Step 2. For any given small value $\epsilon\gt0$, we need to find a corresponding $\delta\gt0$ such that for all $x$ in the interval of $|x-3|\lt\delta$, we have $|g(x)-L|\lt\epsilon$, where $L$ is the limit.
Step 3. Since when $x\to3$, $x\ne3$, we have $\lim_{x\to3}g(x)=\lim_{x\to3}\frac{x^2-2x-3}{2x-6}=\lim_{x\to3}\frac{(x+1)(x-3)}{2(x-3)}=\lim_{x\to3}\frac{x+1}{2}$
Step 4. We need to prove the above limit $L=2$. With $|\frac{x+1}{2}-2|\lt\epsilon$, we have $-\epsilon\lt \frac{x+1}{2}-2\lt\epsilon$ or $4-2\epsilon\lt x+1\lt4+2\epsilon$ which in turn gives $-2\epsilon\lt x-3\lt2\epsilon$. Let $\delta=2\epsilon$, we have $-\delta\lt x-3\lt\delta$ and $|x-3|\lt\delta$.

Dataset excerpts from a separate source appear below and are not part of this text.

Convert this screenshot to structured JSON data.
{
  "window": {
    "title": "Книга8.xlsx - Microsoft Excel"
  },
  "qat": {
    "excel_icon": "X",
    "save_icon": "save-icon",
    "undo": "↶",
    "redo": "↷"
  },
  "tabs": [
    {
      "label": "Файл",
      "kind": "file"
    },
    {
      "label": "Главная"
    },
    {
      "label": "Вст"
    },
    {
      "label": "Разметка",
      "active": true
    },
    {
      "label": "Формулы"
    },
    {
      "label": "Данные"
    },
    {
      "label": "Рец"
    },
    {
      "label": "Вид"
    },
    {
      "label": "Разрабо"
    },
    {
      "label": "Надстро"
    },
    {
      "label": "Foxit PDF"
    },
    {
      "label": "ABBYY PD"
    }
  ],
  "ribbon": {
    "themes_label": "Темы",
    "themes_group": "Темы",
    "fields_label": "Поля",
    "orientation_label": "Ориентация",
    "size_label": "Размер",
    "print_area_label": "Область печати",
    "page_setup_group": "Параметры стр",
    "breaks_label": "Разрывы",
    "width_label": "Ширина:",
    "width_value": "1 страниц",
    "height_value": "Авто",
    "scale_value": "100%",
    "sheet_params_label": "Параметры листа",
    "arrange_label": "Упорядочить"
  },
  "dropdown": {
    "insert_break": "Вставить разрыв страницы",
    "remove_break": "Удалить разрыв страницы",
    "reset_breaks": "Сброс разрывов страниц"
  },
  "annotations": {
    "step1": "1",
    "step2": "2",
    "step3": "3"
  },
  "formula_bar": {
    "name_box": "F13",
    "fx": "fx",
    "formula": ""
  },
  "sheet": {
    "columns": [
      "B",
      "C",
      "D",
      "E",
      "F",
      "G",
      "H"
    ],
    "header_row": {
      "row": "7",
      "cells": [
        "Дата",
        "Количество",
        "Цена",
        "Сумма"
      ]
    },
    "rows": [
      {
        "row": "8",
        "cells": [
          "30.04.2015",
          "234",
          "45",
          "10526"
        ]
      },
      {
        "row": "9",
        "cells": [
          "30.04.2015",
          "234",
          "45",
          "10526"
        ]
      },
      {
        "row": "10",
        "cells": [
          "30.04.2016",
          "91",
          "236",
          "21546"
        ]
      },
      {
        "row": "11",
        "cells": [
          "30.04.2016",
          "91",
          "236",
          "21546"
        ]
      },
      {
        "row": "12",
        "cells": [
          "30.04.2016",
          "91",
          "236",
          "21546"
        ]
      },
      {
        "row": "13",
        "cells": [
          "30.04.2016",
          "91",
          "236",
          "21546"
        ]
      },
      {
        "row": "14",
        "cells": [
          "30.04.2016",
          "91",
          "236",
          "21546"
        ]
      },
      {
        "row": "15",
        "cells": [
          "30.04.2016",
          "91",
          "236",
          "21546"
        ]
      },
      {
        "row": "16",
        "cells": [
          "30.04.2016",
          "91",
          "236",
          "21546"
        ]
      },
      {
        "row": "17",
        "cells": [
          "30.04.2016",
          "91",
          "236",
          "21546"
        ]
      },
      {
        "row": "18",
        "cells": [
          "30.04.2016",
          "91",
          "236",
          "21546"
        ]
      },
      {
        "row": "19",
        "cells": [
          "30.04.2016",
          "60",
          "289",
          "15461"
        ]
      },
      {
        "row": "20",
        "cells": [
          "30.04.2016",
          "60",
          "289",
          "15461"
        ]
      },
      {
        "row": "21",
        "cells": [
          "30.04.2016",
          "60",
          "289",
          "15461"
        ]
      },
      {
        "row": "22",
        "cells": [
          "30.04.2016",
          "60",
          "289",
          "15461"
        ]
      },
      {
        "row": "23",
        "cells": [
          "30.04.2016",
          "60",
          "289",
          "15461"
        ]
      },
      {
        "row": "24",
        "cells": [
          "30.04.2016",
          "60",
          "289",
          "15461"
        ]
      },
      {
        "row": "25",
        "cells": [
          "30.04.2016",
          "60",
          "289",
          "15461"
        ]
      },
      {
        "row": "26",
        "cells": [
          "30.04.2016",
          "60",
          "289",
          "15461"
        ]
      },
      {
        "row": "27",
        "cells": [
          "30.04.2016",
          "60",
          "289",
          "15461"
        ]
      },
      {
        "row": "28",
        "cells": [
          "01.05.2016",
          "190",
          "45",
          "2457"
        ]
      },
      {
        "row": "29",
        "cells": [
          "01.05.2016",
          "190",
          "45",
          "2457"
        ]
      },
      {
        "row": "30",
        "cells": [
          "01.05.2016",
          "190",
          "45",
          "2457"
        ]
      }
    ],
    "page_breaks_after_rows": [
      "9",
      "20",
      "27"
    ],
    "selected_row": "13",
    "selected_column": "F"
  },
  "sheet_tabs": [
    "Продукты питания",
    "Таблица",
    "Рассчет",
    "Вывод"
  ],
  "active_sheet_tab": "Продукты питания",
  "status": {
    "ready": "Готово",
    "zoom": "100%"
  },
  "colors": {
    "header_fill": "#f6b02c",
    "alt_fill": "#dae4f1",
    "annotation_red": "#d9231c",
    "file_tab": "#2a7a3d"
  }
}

Step 5. Working the above step backward, we can show that for any given small value $\epsilon\gt0$, we can find a corresponding $\delta=2\epsilon$ such that for all $x$ in the interval of $|x-3|\lt\delta$, we have $|g(x)-2|\lt\epsilon$,
Step 6. Let $g(3)=2$; the function can be extended to be continuous at $x=3$.